A unit I stopped kept coming back from the dead, and the reason was a socket I had forgotten existed.

A rack of servers in a dim room

I stopped a service. It came back. I stopped it again, properly this time, and it came back again. By the third round I had stopped feeling clever and started feeling watched.

The unit was a small internal API. I wanted it down for ten minutes to swap a config out from under it. So I ran the obvious thing:

systemctl stop my-api.service

systemctl status confirmed it was inactive. Thirty seconds later it was active again, with a fresh PID and a start time that made no sense. Nothing in my history had started it. No cron, no Ansible run, no colleague being helpful in the background.

What I checked, in order

First suspicion is always restart policy. But Restart=on-failure does not resurrect a unit you stopped cleanly; systemd treats a deliberate stop as success and leaves it alone. I checked anyway, and the policy was fine. A stopped unit staying stopped is the whole contract.

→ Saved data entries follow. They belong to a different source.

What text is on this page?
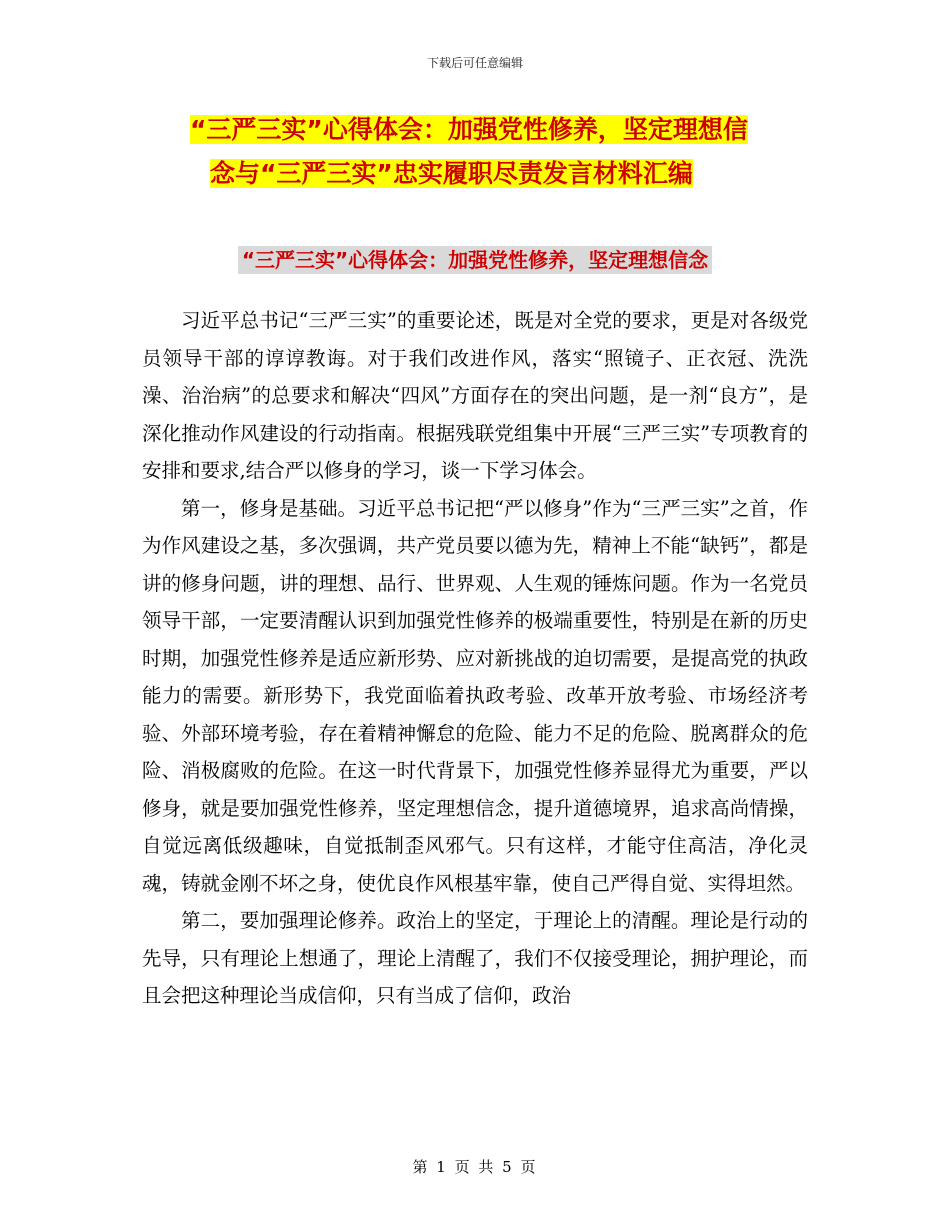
下载后可任意编辑
“三严三实”心得体会：加强党性修养，坚定理想信
念与“三严三实”忠实履职尽责发言材料汇编
“三严三实”心得体会：加强党性修养，坚定理想信念

习近平总书记“三严三实”的重要论述，既是对全党的要求，更是对各级党员领导干部的谆谆教诲。对于我们改进作风，落实“照镜子、正衣冠、洗洗澡、治治病”的总要求和解决“四风”方面存在的突出问题，是一剂“良方”，是深化推动作风建设的行动指南。根据残联党组集中开展“三严三实”专项教育的安排和要求,结合严以修身的学习，谈一下学习体会。

第一，修身是基础。习近平总书记把“严以修身”作为“三严三实”之首，作为作风建设之基，多次强调，共产党员要以德为先，精神上不能“缺钙”，都是讲的修身问题，讲的理想、品行、世界观、人生观的锤炼问题。作为一名党员领导干部，一定要清醒认识到加强党性修养的极端重要性，特别是在新的历史时期，加强党性修养是适应新形势、应对新挑战的迫切需要，是提高党的执政能力的需要。新形势下，我党面临着执政考验、改革开放考验、市场经济考验、外部环境考验，存在着精神懈怠的危险、能力不足的危险、脱离群众的危险、消极腐败的危险。在这一时代背景下，加强党性修养显得尤为重要，严以修身，就是要加强党性修养，坚定理想信念，提升道德境界，追求高尚情操，自觉远离低级趣味，自觉抵制歪风邪气。只有这样，才能守住高洁，净化灵魂，铸就金刚不坏之身，使优良作风根基牢靠，使自己严得自觉、实得坦然。

第二，要加强理论修养。政治上的坚定，于理论上的清醒。理论是行动的先导，只有理论上想通了，理论上清醒了，我们不仅接受理论，拥护理论，而且会把这种理论当成信仰，只有当成了信仰，政治

第 1 页 共 5 页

Then I went looking for who actually asked for it:

systemctl list-dependencies --reverse my-api.service
journalctl -u my-api.service --since "5 minutes ago"

The journal was the giveaway. Every restart was preceded by a line about an incoming connection on a socket. That was the moment it clicked.

A server in a dim machine room

The socket I forgot I wrote

Months earlier I had set this thing up with socket activation. There was a my-api.socket unit sitting alongside the service, listening on the port, and its entire job was to start the service on demand whenever a connection arrived. I had completely forgotten it existed.

So the sequence was: I stop the service, the socket is still listening, a health check or a stray client connects, and systemd dutifully does exactly what I told it to months ago. It starts the service to handle the connection. From my side it looked like the unit refused to die. From systemd's side it was being a model citizen.

The fix was to stop the socket as well, not just the service:

systemctl stop my-api.socket my-api.service

With the socket down, nothing was listening, nothing triggered activation, and the service finally stayed in its grave long enough for me to do the work. I brought both back together when I was done.

The lesson

Socket activation is genuinely good. It saves resources, it handles startup ordering for you, and it means a service only runs when something needs it. But it also quietly decouples "is this running" from "will this start", and if you forget the socket exists you will swear the machine is haunted.

Now when a unit will not stay dead, the socket is the first place I look, not the last. Check for a matching .socket, check for a .path unit watching a file, check for a .timer. Something is allowed to wake your service up, and it is almost always something you set up yourself and forgot.